Jonathan Daniels entered The Episcopal Divinity School, a seminary in Cambridge Massachusetts in 1964 as the civil rights movement began taking on momentum and therefore heightened resistance. Daniels the next year asked for a leave of absence to travel to Hayneville, Alabama situated in Lowndes County (one of the nation’s poorest) to assist in registering African Americans to vote. He and several of his co-workers during a protest were arrested and taken to the squalid jail in Hayneville just off the town square. After several days they were released. On August 20, 1965 they walked to the Cash grocery store just around the corner from the jail to buy something to drink. One of Jonathan’s companions Ruby Sales, a sixteen year old girl, reached the top step to the store’s entrance first. She was met by a deputy sheriff, Tom Coleman, wielding a twelve gauge shotgun. Daniels stepped in front of Miss Sales to protect her and was shot and killed instantly by the close range blast. Despite numerous eyewitnesses Coleman was acquitted of manslaughter by an all white jury in the Lowndes County courthouse.

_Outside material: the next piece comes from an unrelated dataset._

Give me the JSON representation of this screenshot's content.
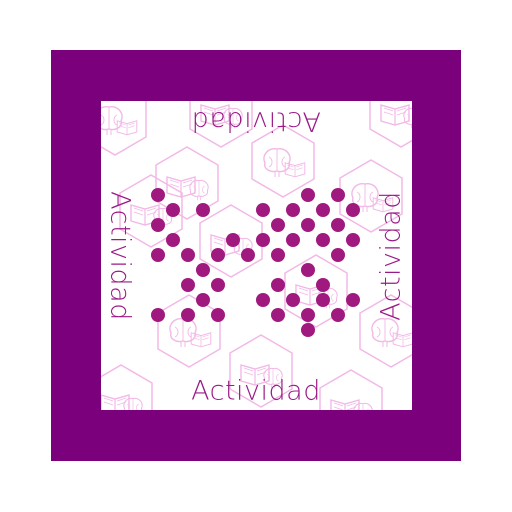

The addition of Jonathan Myrick Daniels to the Episcopal calendar of saints was first considered at the 1991 General Convention of the Episcopal Church. It takes the approval of two consecutive conventions for that to happen. I went to the jammed packed hearing held by the convention committee on liturgy. The room was electrified. On the front row sat Ruby Sales prepared to give testimony to the committee. There was a man, a priest, sitting next to me in a wheelchair. We introduced ourselves and soon I learned that he was one of Daniel’s companions in Hayneville on that fateful day who was also shot by the sheriff’s deputy. The blast paralyzed him from the waist down. He too would testify before the committee. He told me that there was still lead lodged in his spine. He said for years he bore this wound with pain, but on this day he said, “I bear it with joy.” 

In Daniels’ letter to the Dean of the seminary requesting the leave to go to Lowndes County he mentioned that he was inspired by the words of Mary in the ‘Magnificat’, “He has scattered the proud in the thoughts of their hearts. he has brought down the powerful from their thrones, and lifted up the lowly; he has filled the hungry with good things and sent the rich away empty.” Mary’s song is a song of civil rights; a prophetic song of revolution, of the reordering of society, one in which equality and justice and non-violence and dignity reign supreme. Her song, which governs Luke’s entire narrative, is God’s vision for the world set right. May it govern our lives as it did the life of blessed Jonathan, and may our lives bring to fruition God’s gracious commonweal in which all live under the rubric of true freedom, that for which our sacred scripture cries out….that all may be bestowed with the battle weary but venerable and victorious gift…. Civil Rights.